Inviato da Redazione il Mar, 28/06/2011 - 09:37

Apertura in sostanziale parità per Buzzi che quest’oggi si appresta a vivere una seduta che potrebbe essere determinante per le sorti borsistiche del titolo. Con il minimo intraday toccato ieri a 8,58 euro le azioni hanno infatti portato a termine il pull back della violazione rialzista della trendline di lungo corso incrociata ad inizio anno.

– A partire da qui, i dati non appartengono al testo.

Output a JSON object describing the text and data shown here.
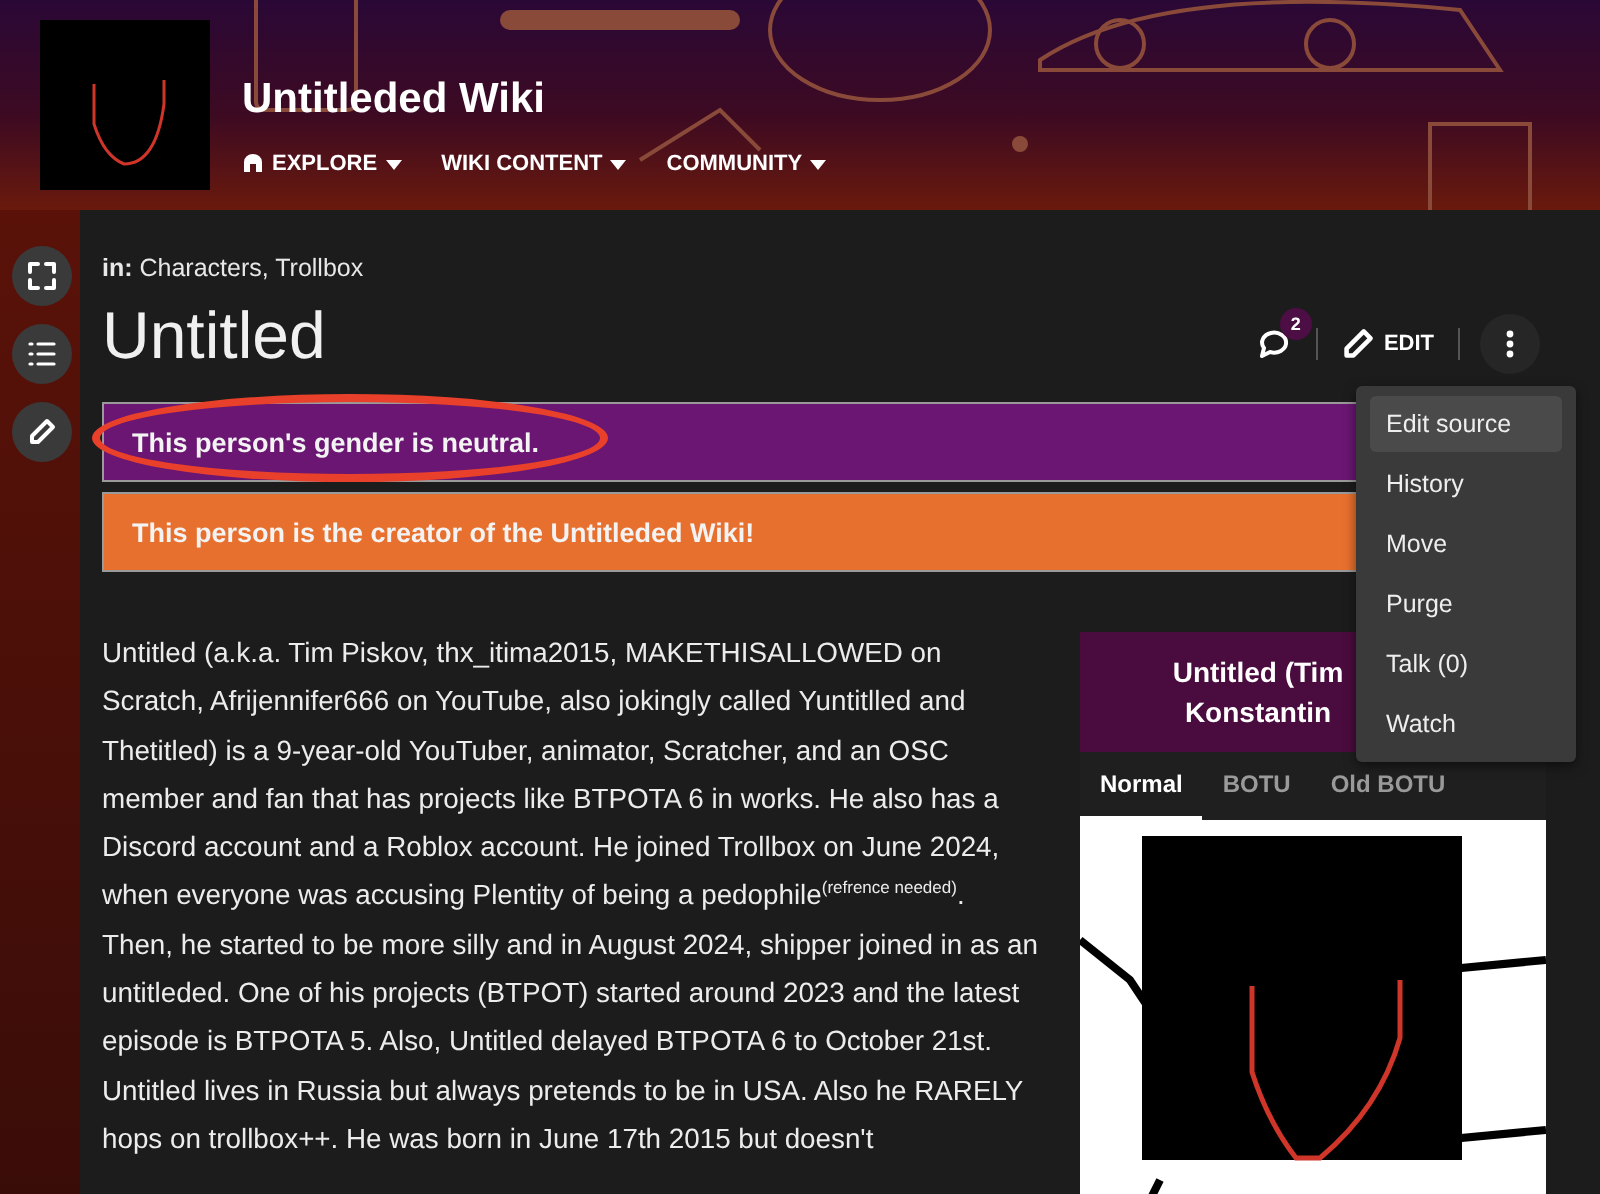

La trend in questione, disegnata con i top decrescenti del 19 ottobre 2009 e del 26 aprile 2010, fu oltrepassata con decisione grazie alla gamba rialzista dello scorso 9 febbraio. Pur evidenziando come proprio a cavallo tra questo giorno e il 25 maggio gli investitori hanno tracciato sul daily chart una tipica figura di distribuzione avente implicazioni ribassiste come il triplo massimo, non si possono non evidenziare altri fattori di carattere prettamente tecnico che fanno propendere per l’implementazione di una strategia long. Oltre all’inversione del trend di medio/lungo termine che l’accelerazione oltre le resistenze dinamiche espresse dalla trendline discendente menzionata in precedenza potrebbe favorire, vi è infatti da annoverare la presenza di un testa e spalle rialzista iniziato a costruire il 25 giugno 2010 e completato il 19 gennaio. Il giorno seguente, il 20 gennaio, le azioni hanno infine trovato la forza per accelerare oltre un importante livello grafico: le resistenze statiche poste in prossimità dei 9,15 euro. Partendo da questi presupposti è dunque lecito posizionarsi in acquisto a 8,60 euro. Con stop che scatterebbe con chiusure di giornata sotto 8,20 euro, il primo target intermedio è posto all’altezza dei top 2011 in area 10,90 euro mentre il secondo è a 12,20 euro.